Naja, die Optik ist Geschmackssache, ich finde sie ganz schick! Aber Da gibt es so 2-3 sachen die mir gar nicht Gefallen, wie zb das es nur klick, wenn man am bissanzeiger was verstellt! Man muss dann immer einen biss simulieren um zu wissen welche lautstärke man hat, oder welcher ton gerade dran ist! Oder wie sensible der eingestellt ist! Klar, ich verstelle jetzt nicht alle 10min die einstellungen, aber wenn man was verstellen muss, ist es nervig, dass man es nicht sofort angezeigt bekommt!

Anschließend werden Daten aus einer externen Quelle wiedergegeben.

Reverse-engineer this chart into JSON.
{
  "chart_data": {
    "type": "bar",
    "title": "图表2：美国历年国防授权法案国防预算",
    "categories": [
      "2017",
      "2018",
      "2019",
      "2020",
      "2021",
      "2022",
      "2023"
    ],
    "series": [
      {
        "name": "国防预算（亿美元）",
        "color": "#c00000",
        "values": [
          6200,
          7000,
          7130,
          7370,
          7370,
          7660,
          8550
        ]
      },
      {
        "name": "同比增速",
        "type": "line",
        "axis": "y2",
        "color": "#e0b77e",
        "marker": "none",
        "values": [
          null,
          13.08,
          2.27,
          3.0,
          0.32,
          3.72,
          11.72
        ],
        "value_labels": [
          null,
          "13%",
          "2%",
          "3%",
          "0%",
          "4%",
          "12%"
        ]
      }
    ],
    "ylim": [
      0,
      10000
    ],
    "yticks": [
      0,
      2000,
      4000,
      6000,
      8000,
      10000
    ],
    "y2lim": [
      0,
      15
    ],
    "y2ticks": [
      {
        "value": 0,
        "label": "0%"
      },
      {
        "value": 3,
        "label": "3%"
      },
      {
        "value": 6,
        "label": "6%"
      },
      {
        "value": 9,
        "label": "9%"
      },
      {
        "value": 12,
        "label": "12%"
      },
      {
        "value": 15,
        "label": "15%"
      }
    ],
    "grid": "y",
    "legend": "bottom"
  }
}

Irgendwie haben alle bissanzeiger ihre "macken" Es ist echt schwer welche zu finden wo man 100% ein gutes gefühl hat! Hatte denn schon jemand von euch ausfälle bei den Fox ntxr zu beklagen? Oder was hätte eurer meinung besser gemacht werden können, an den bissanzeigern?


----------



## carphunter386 (30. April 2011)

*AW: Fox Ntx-r !!!*



atsm123 schrieb:


> http://www.carphunterco.com/xoshop/atts-silent-alarm-set-3-atts-receiver.html
> 
> was sagt ihr zu den set oder überhaupt zu ATTs der Preis stimmt auch




Hab sie jetzt seit geruamer Zeit im Einsatz und kann nur sagen,dass die kleinen ein echter Wolf im Schafspelz sind!
Werden häufig verkannt und sind komischerweise bei den Anglern auch recht unbekannt!
Meiner Meinung nach gehören die kleinen zu den Top Bissanzeigern im Moment auf dem Markt.
Ich stand vor ein paar Monaten vor der gleichen Entscheidung!
Bei mir waren es die Delkim Txi Plus,Carpsounder ROC XRS und eben die ATTs.
Hab mir dann viel durchgelesen und ich bind er Meinung,dass sich alle 3 wenig schenken.Einzigst der Preis bei den ATTs war besser.
Überleg dir wirklichmal,was du brauchst?
Ein Bissanzeiger sollte für mich : zuverlässig sein in jeder Situation,wasserdicht,1:1 haben,ne gute Reichweite haben und wenigstens der Ton sollte sich vertsellen lassen.
Da ging es schon los : Die Delkims haben Probleme wenn du sie auf nem High Pod fischst,dass Wasser in den Batteriedeckel eindringt.Die Carpsounder haben Probleme mit der Reichweite,bis du sie "updaten" lässt.
Also blieben für mich nur die ATTs übrig.

Denn: sie sind 100 % wasserdicht,ne Reichweite von 430 m ( selbst mit Gps getestet ),geringer Batterieverbrauch,haben 1 zu 1 Übertragung,Sensibilität ist über Schnurlaufröllchen regelbar,Ton und Lautstärke sowie Dioden sind frei wählbar!
Und nicht zu letzt kosten sie ein gutes Stück weniger!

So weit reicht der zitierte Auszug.